Driven to End Substance Abuse in Rural Minnesota Communities
Assistant Professor Laura Palombi partners with rural Minnesota communities to enhance opioid prevention and intervention efforts, build systems and supports to reduce overdoses, and expand understanding and options for treatment.
Through her community education, community forums throughout northeastern Minnesota, focus groups and naloxone trainings, she gathers data on what the community believes to be the problem.
“Stigma is one thing that always comes up, which is not surprising,” she said. “Only 11 percent of people with substance use disorder ever end up in treatment. Stigma is one of the reasons that happens, especially in our rural areas, where people are afraid to admit that they have a problem. They’re in a community that isn’t very supportive of them. A lot of our communities are convinced that addiction is a moral failure rather than a disease state. If I could work on one thing that would make a huge impact, it would be reducing stigma in our communities.”
According to Palombi, community pharmacists have an opportunity to engage with patients who might be at risk of opioid use disorder or of overdose.
“A survey of all pharmacists practicing in Minnesota included questions on their attitudes toward substance use disorder and pharmacist utilization of the tools available to them, such as naloxone protocols, authorized take-back legislation, and syringe access. The vast majority agreed that there is a role for pharmacy in the opioid crisis,” she said. “We also need to get our providers and our pharmacists used to having conversations about opioid usage in a professional manner. We give them practice while they’re in school, so that we’re not hearing, later on, that it’s an awkward conversation.
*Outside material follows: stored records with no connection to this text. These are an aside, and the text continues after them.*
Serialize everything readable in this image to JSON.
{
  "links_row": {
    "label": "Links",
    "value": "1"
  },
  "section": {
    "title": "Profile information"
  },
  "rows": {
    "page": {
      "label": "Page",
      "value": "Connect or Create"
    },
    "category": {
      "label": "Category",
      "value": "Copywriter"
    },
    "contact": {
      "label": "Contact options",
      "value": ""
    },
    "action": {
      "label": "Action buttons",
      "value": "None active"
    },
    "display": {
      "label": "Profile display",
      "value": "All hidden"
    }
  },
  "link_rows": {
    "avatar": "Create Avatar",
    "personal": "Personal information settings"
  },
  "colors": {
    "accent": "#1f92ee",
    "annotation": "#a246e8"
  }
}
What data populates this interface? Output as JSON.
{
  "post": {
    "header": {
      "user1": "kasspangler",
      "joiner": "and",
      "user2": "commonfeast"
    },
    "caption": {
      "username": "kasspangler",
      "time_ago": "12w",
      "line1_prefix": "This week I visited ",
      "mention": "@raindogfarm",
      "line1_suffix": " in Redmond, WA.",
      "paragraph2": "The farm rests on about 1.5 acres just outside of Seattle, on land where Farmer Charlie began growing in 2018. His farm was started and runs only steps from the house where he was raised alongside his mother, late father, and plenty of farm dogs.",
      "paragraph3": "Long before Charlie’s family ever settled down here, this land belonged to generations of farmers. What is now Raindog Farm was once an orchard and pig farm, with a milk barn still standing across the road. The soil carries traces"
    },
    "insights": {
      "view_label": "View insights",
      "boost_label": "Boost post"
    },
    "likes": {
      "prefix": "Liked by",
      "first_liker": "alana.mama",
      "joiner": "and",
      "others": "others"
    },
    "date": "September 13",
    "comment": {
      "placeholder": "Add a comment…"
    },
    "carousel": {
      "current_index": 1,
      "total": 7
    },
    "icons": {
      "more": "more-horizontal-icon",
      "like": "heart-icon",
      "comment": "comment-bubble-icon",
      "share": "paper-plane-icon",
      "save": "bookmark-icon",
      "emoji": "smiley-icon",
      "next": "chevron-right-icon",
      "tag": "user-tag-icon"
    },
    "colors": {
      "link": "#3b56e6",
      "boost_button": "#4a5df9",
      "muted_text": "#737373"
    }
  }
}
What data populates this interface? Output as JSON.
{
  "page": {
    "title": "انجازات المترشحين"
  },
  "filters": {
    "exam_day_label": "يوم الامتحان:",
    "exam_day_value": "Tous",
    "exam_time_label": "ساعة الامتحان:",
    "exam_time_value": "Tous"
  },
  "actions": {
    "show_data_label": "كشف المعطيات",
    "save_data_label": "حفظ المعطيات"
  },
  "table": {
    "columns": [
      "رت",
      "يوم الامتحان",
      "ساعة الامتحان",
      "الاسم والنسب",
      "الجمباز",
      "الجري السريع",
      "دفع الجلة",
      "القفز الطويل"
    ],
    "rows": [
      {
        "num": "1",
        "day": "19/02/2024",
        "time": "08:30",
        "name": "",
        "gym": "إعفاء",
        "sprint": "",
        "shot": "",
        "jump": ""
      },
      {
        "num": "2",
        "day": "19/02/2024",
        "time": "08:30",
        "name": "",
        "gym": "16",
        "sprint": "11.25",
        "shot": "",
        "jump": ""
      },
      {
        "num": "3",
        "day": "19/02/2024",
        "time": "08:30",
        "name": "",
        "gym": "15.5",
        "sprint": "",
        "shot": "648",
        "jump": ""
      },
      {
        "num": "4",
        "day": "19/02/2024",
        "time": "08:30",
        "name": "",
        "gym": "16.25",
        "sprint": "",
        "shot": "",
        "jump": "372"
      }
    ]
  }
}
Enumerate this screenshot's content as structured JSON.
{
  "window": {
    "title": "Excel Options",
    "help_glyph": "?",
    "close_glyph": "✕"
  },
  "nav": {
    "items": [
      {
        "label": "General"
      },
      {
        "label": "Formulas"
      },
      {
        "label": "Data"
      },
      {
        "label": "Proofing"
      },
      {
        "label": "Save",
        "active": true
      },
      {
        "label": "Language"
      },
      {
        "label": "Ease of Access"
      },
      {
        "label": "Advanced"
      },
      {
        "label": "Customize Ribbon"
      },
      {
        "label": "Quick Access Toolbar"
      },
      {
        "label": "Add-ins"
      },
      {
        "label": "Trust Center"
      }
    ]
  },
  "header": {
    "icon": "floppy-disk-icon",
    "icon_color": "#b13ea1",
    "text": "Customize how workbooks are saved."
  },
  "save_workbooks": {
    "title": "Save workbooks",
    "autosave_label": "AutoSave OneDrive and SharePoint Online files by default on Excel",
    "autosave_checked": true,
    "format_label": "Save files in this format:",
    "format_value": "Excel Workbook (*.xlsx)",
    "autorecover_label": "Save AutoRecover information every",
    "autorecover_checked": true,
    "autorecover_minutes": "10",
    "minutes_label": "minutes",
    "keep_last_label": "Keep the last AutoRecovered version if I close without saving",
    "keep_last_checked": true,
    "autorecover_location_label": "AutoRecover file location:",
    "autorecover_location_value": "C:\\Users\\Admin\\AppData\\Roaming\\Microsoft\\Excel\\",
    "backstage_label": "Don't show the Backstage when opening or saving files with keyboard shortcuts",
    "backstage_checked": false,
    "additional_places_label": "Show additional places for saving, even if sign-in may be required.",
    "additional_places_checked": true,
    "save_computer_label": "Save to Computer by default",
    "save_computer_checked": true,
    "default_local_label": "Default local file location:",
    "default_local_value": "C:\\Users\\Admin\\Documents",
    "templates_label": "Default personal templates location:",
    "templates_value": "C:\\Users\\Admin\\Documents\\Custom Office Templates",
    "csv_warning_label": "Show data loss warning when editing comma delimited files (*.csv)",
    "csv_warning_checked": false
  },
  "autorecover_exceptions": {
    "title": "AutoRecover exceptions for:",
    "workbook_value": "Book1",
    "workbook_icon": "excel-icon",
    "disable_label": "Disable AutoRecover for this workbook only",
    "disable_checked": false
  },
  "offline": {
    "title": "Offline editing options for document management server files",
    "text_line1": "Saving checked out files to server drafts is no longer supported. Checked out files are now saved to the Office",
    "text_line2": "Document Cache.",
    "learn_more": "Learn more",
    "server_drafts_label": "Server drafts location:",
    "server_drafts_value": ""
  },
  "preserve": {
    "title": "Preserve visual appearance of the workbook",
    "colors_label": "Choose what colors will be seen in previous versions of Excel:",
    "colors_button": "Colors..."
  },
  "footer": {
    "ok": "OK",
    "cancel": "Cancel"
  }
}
It shouldn’t be an awkward conversation if the pharmacist calls the provider, or vice versa, to express their concern for the patient.”
Palombi recommends that the language used when talking about substance use disorder needs to change.
“We’ve been working with folks in recovery for a long time, and we still use words that are stigmatizing and moralizing: clean versus dirty, junky and addict, urine drug screens that come back positive or negative,” she said. “The words we use are important, and each of us should be aware of how we’re actually talking about the issue and whether we frame it as a medical issue or as a moral failure.”
To address issues of social disparities when developing solutions to the opioid epidemic, Palombi recommends listening to what those populations have to say and understanding that different populations have different ways of doing things.
“For example, in our work in northeastern Minnesota with some of our tribal nations, we put the power in the hands of the tribal nations,” she said. “We ask them what they need, what they want to see. We work on the strengths in that community and the strengths of that culture. This has gone a long way in the healing process. We need to take the time to listen and to see why those disparities are occurring, and dig deep into that.”
So what are the most important things to do to bring the opioid epidemic under control?
Palombi says, “We must look at the root causes. We have a lot of people who have suffered a lot of trauma. Opioid use disorder has been called a disease of despair. Just as we’re not going to point fingers and say that this is any one group’s problem, we also need to know that we all need to be a part of the solution. It’s not just health care, it’s not just law enforcement, it’s not just public health, and it’s not just the community. It requires a multimodal and multipronged approach.”